I want to start by apologizing for the very long hiatus I have taken from writing this column. There are several reasons for my absence, a few of which I would like to address.
To begin with, it’s hard. Yes, the same can be said for just about every other journalistic endeavor. It sometimes is difficult to find the right words, or the right topic to write about. However, when it comes to writing about my medullary thyroid cancer (MTC), there are many reasons why this sometimes feels like a daunting task.
Read about experimental therapies for MTC
I often relive the toughest moments in my life in order to find the topics to write about. Once I have found the topic, I have to sift through the trauma and emotions that often accompany my thinking back to 2016.
That’s the year this cancer flipped my life upside down. Although I am still dealing with many things on a daily basis, most of my journey took place in that single year, 2016. Looking back at the pictures of myself from that time, it often seems like a different person was going through it.

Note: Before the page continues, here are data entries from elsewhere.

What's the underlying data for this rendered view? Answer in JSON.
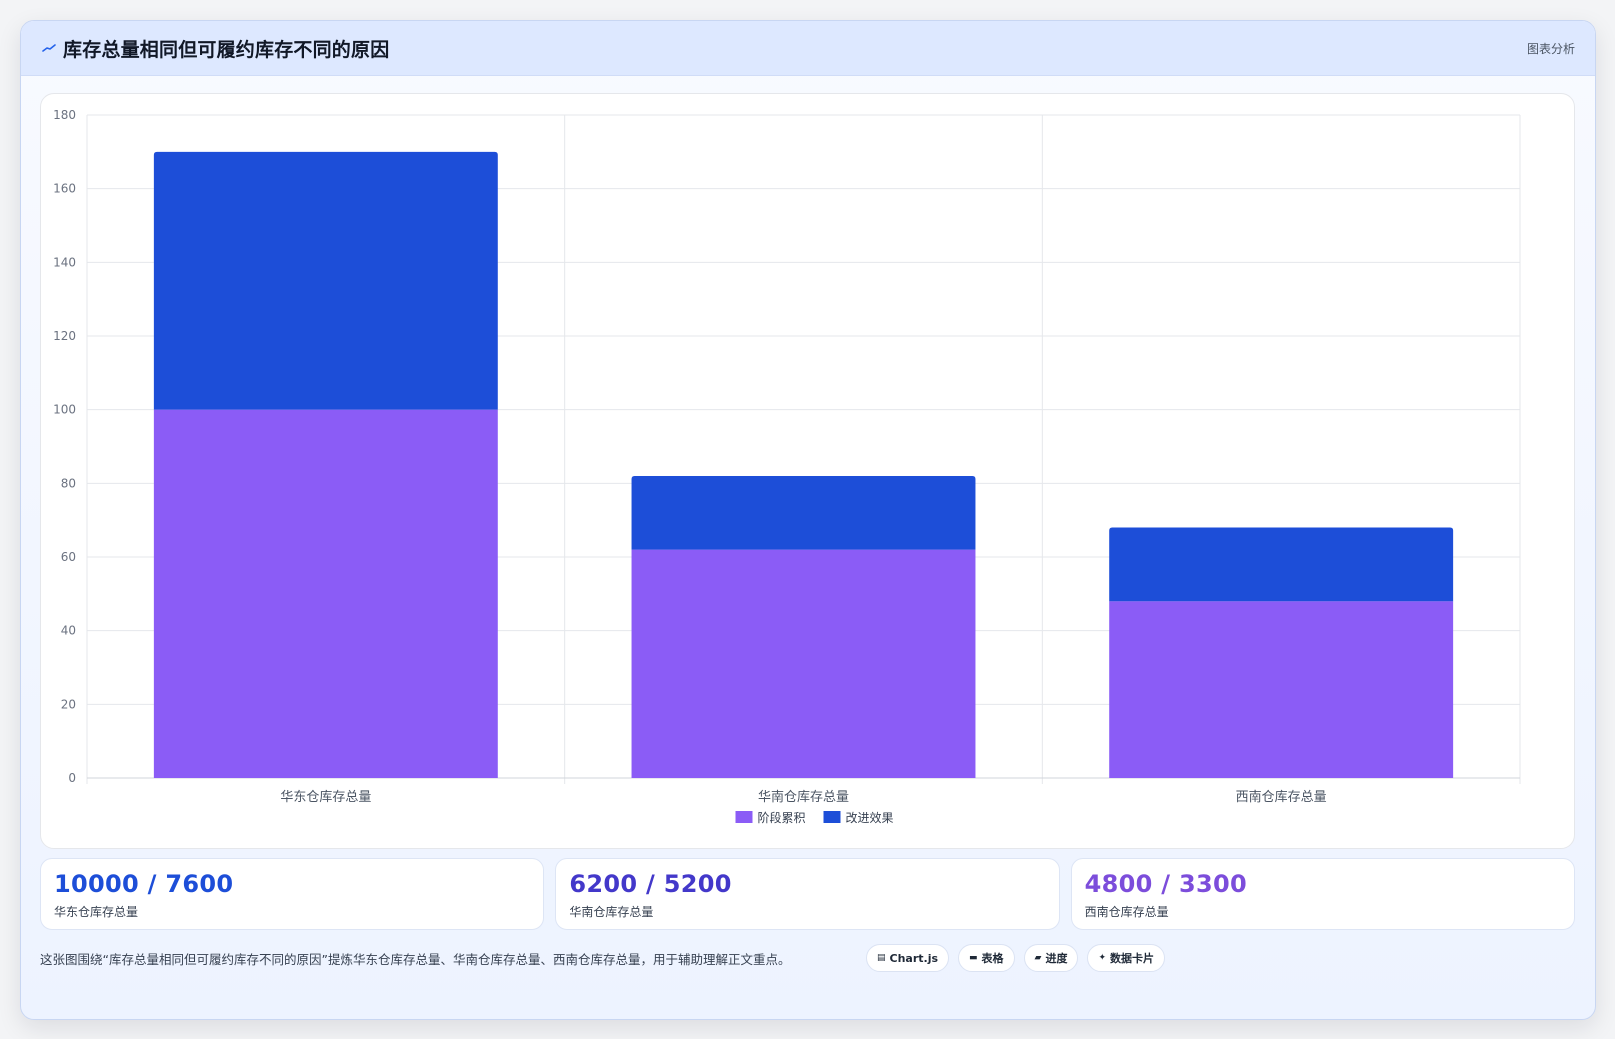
{
  "header": {
    "title": "库存总量相同但可履约库存不同的原因",
    "right_label": "图表分析",
    "icon": "trend-line-icon"
  },
  "chart_data": {
    "type": "bar",
    "stacked": true,
    "categories": [
      "华东仓库存总量",
      "华南仓库存总量",
      "西南仓库存总量"
    ],
    "series": [
      {
        "name": "阶段累积",
        "color": "#8b5cf6",
        "values": [
          100,
          62,
          48
        ]
      },
      {
        "name": "改进效果",
        "color": "#1d4ed8",
        "values": [
          70,
          20,
          20
        ]
      }
    ],
    "ylim": [
      0,
      180
    ],
    "yticks": [
      0,
      20,
      40,
      60,
      80,
      100,
      120,
      140,
      160,
      180
    ],
    "grid": true,
    "legend_position": "bottom"
  },
  "kpis": [
    {
      "value": "10000 / 7600",
      "label": "华东仓库存总量",
      "color": "#1d4ed8"
    },
    {
      "value": "6200 / 5200",
      "label": "华南仓库存总量",
      "color": "#4338ca"
    },
    {
      "value": "4800 / 3300",
      "label": "西南仓库存总量",
      "color": "#7c4ddb"
    }
  ],
  "footer": {
    "description": "这张图围绕“库存总量相同但可履约库存不同的原因”提炼华东仓库存总量、华南仓库存总量、西南仓库存总量，用于辅助理解正文重点。",
    "tags": [
      {
        "label": "Chart.js",
        "icon": "▤"
      },
      {
        "label": "表格",
        "icon": "▬"
      },
      {
        "label": "进度",
        "icon": "▰"
      },
      {
        "label": "数据卡片",
        "icon": "✦"
      }
    ]
  }
}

My life has basically been split in half: life before and life after cancer.
So yes, it’s sometimes hard to go back and relive those moments.
Another factor is self-doubt. A constant question in my mind is what information and insights I can share that healthcare providers (HCPs), researchers, MTC patients, and their families can learn from and act on.

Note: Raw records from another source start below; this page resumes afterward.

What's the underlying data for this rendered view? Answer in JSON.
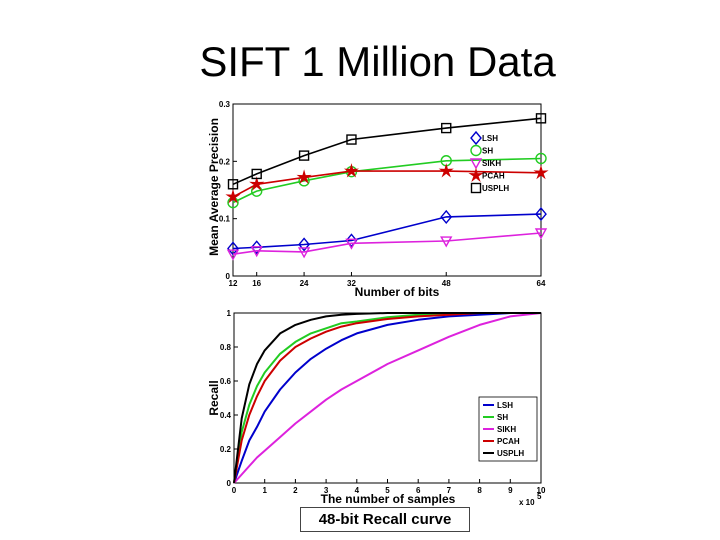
{
  "slide": {
    "title": "SIFT 1 Million Data",
    "caption": "48-bit Recall curve"
  },
  "colors": {
    "LSH": "#0000cc",
    "SH": "#22cc22",
    "SIKH": "#dd22dd",
    "PCAH": "#cc0000",
    "USPLH": "#000000"
  },
  "chart_data": [
    {
      "type": "line",
      "title": "",
      "xlabel": "Number of bits",
      "ylabel": "Mean Average Precision",
      "x": [
        12,
        16,
        24,
        32,
        48,
        64
      ],
      "xticks": [
        "12",
        "16",
        "24",
        "32",
        "48",
        "64"
      ],
      "yticks": [
        "0",
        "0.1",
        "0.2",
        "0.3"
      ],
      "xlim": [
        12,
        64
      ],
      "ylim": [
        0,
        0.3
      ],
      "grid": false,
      "legend": "upper-right",
      "series": [
        {
          "name": "LSH",
          "marker": "diamond",
          "values": [
            0.048,
            0.05,
            0.055,
            0.062,
            0.103,
            0.108
          ]
        },
        {
          "name": "SH",
          "marker": "circle",
          "values": [
            0.128,
            0.148,
            0.166,
            0.182,
            0.201,
            0.205
          ]
        },
        {
          "name": "SIKH",
          "marker": "triangle-down",
          "values": [
            0.038,
            0.044,
            0.042,
            0.057,
            0.061,
            0.075
          ]
        },
        {
          "name": "PCAH",
          "marker": "star",
          "values": [
            0.138,
            0.16,
            0.172,
            0.183,
            0.183,
            0.18
          ]
        },
        {
          "name": "USPLH",
          "marker": "square",
          "values": [
            0.16,
            0.178,
            0.21,
            0.238,
            0.258,
            0.275
          ]
        }
      ]
    },
    {
      "type": "line",
      "title": "",
      "xlabel": "The number of samples",
      "ylabel": "Recall",
      "x_multiplier": "x 10",
      "x_multiplier_exp": "5",
      "xticks": [
        "0",
        "1",
        "2",
        "3",
        "4",
        "5",
        "6",
        "7",
        "8",
        "9",
        "10"
      ],
      "yticks": [
        "0",
        "0.2",
        "0.4",
        "0.6",
        "0.8",
        "1"
      ],
      "xlim": [
        0,
        10
      ],
      "ylim": [
        0,
        1
      ],
      "grid": false,
      "legend": "lower-right",
      "x": [
        0,
        0.25,
        0.5,
        0.75,
        1,
        1.5,
        2,
        2.5,
        3,
        3.5,
        4,
        5,
        6,
        7,
        8,
        9,
        10
      ],
      "series": [
        {
          "name": "LSH",
          "values": [
            0,
            0.13,
            0.25,
            0.33,
            0.42,
            0.55,
            0.65,
            0.73,
            0.79,
            0.84,
            0.88,
            0.93,
            0.96,
            0.98,
            0.99,
            1.0,
            1.0
          ]
        },
        {
          "name": "SH",
          "values": [
            0,
            0.3,
            0.46,
            0.57,
            0.65,
            0.76,
            0.83,
            0.88,
            0.91,
            0.94,
            0.95,
            0.975,
            0.99,
            0.995,
            1.0,
            1.0,
            1.0
          ]
        },
        {
          "name": "SIKH",
          "values": [
            0,
            0.05,
            0.1,
            0.15,
            0.19,
            0.27,
            0.35,
            0.42,
            0.49,
            0.55,
            0.6,
            0.7,
            0.78,
            0.86,
            0.93,
            0.98,
            1.0
          ]
        },
        {
          "name": "PCAH",
          "values": [
            0,
            0.25,
            0.4,
            0.51,
            0.6,
            0.72,
            0.8,
            0.85,
            0.89,
            0.92,
            0.94,
            0.965,
            0.98,
            0.99,
            1.0,
            1.0,
            1.0
          ]
        },
        {
          "name": "USPLH",
          "values": [
            0,
            0.38,
            0.58,
            0.7,
            0.78,
            0.88,
            0.93,
            0.96,
            0.98,
            0.99,
            0.995,
            1.0,
            1.0,
            1.0,
            1.0,
            1.0,
            1.0
          ]
        }
      ]
    }
  ]
}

I can share a patient perspective on a few things, but is it really helping anyone to be a better caregiver? Is it helping anyone find a diagnosis faster for the next person who walks in with “weird” symptoms?
Finding a topic that might interest healthcare providers, is a challenge. In some way, I feel like there are only so many times I can tell you how much I regret having done radiation. Or what exactly this cancer has done to my mental health and my family life. There are only so many columns I can write explaining my story before it becomes repetitive.
Having said that, I do want to answer questions. If I can help a provider understand an aspect of MTC care better, that’s my goal. Maybe I can be a voice in the darkness for a newly diagnosed patient who needs to see that it’s not all going to be darkness moving forward.
And then there are family issues. As anyone with small children can probably attest to, this flu season has been out of control. My son has had 6 or 7 illnesses in as many weeks. Mix all of that with increased work demands as a registered nurse, mental health struggles, and other curveballs to juggle, and… you get the picture.
I want to recommit to my column in the new year. In fact, I want to write more. I want to share my story, my struggles, and my hopes for the healthcare system and its approach to rare diseases. So, let’s start this new year.